Im Vergleich schwach
Neuerdings sind die Deutschen in ihrem Selbstwertgefühl tief getroffen. Fast im Wochenrhythmus wird uns bescheinigt, dass wir international gesehen da und dort und fast überall nachhinken. In der Produktion von Hochschulabsolventen sind wir beinahe Schlusslicht, im Kreis der OECD-Staaten nur noch von Tschechien und der Türkei unterboten. In China investiere man doppelt so viel in Forschung und Entwicklung wie hierzulande. Was die Familienfreundlichkeit angehe, sei unser Land nur mäßiges Mittelmaß. Wir Deutschen werden, wenn man das alles glauben will, links und rechts überholt. Deutschland verliert den Anschluss.

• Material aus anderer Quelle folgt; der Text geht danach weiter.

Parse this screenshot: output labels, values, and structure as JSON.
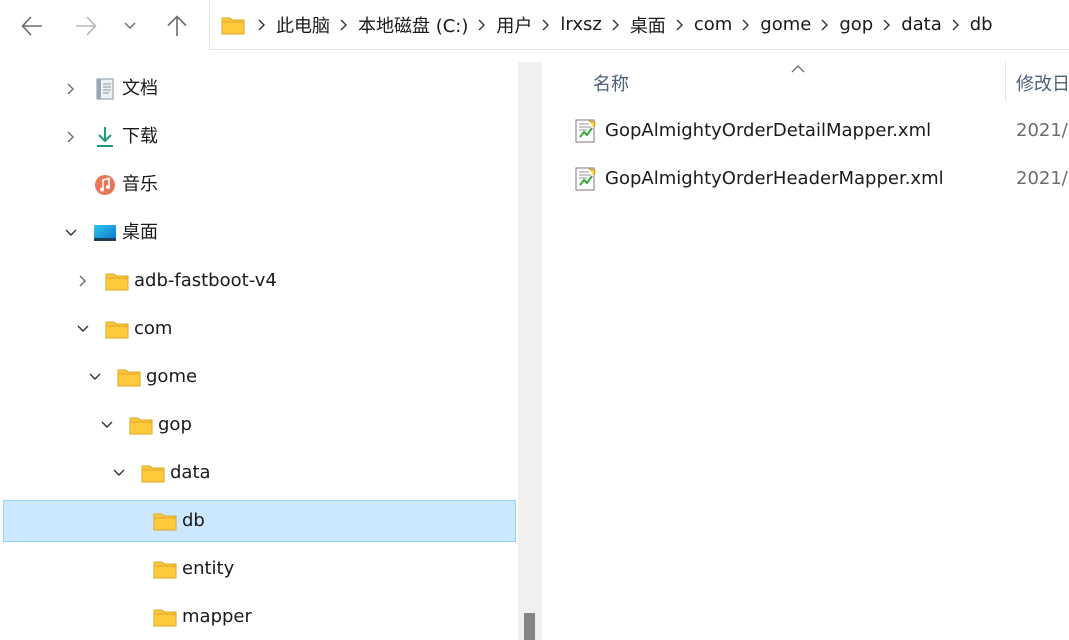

Nun beginnt selbst die Festung Bayern zu bröckeln. Lange haben wir es hier vermocht, eine Art Siegermentalität zu kultivieren. Listig haben wir die bayerischen aus den gesamtdeutschen Werten herausgerechnet und festgestellt, dass sich Deutschland, wenn es nur aus Bayern bestände, mit den Großen messen könnte. Die Berieselung mit internationalen Vergleichszahlen tut ihre Wirkung. Schlage ich die Zeitung auf, konfrontiert sie mich mit dem miesen Tabellenplatz Deutschlands. Breche ich meinen Jahresvorsatz und schaue fern, wer gerade bei Christiansen zusammensitzt, zieht eben der Sprecher der Vereinigung irgendwelcher Vereine eine Aufstellung aus der Tasche und schließt seinen Beitrag mit erhobener Stimme: Was in Lappland möglich sei, müsste doch auch bei uns zu schaffen sein.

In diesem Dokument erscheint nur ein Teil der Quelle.